3. Did you have to do any manual adjustments to memory timing and or memory voltage in BIOS in order to get your system stable using Corsair, or does it run fine using the AUTO-setting in BIOS?

I'm looking forward to your reply


----------



## mecea04 (Jan 16, 2008)

I bought the corsair XMS2 DHX 4GB (2 x 2GB) 240-Pin DDR2 SDRAM DDR2 800....
here is a link to newegg 

http://www.newegg.com/Product/Product.aspx?Item=N82E16820145194

It is a 2x2GB module

I over clocked this memory to 1066Mhz with a voltage of 2.1V and timings of 5-5-5-12.

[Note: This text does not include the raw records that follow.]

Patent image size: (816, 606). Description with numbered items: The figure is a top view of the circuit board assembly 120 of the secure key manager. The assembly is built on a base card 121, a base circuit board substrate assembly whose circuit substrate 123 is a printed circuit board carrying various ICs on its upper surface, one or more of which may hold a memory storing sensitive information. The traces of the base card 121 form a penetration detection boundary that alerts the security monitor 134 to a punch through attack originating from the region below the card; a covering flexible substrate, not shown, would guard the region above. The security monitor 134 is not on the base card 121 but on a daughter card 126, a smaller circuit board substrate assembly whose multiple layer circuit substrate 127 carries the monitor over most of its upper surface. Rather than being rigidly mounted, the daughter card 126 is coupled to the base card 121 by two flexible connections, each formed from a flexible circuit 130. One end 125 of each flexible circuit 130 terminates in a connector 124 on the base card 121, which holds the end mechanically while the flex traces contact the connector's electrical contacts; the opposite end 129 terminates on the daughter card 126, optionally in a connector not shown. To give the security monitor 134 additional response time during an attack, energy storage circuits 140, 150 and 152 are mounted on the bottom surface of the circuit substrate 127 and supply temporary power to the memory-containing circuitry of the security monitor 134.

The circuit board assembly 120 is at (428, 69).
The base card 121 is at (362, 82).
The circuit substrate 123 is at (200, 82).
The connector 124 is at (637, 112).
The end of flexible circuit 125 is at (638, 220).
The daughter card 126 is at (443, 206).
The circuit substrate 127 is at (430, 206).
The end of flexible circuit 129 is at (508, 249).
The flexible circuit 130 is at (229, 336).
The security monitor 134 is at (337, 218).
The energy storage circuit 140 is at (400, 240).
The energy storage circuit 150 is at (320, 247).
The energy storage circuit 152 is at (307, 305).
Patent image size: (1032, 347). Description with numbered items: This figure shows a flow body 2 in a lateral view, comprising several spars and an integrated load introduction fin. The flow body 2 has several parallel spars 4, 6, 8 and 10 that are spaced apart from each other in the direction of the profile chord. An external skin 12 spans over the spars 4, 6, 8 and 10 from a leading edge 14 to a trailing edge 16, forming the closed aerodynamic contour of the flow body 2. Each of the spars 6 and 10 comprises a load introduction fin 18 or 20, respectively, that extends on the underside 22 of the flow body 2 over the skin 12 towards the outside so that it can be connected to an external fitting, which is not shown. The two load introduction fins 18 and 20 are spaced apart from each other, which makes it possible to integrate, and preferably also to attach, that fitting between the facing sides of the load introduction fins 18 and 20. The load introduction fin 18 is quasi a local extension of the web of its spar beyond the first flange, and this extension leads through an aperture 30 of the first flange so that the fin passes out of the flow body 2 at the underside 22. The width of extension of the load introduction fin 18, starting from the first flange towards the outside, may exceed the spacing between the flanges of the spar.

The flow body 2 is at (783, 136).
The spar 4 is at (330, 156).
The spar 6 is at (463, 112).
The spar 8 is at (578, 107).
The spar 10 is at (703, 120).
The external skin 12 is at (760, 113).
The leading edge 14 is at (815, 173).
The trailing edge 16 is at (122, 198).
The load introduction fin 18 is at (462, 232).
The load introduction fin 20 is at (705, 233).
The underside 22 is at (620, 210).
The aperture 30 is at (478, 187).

That crucial RAM I had at first ran for close to a month then thats when the problems started, lots of various BSOD. So I RMA'd that ram twice and the same things happened each time, the system would run fine for a week or so then the blue screens would return. As soon as I received the corsair RAM I installed it, the system booted up perfectly, ran it for a week not over clocked so then i decided to over clock it and now its been running solid for a couple months at 3.2Ghz.


----------



## sdhild99 (May 24, 2008)

OK, thanks a lot for your answer. I'll try to get a hold of some Corsair modules. I'll let you know how it goes


----------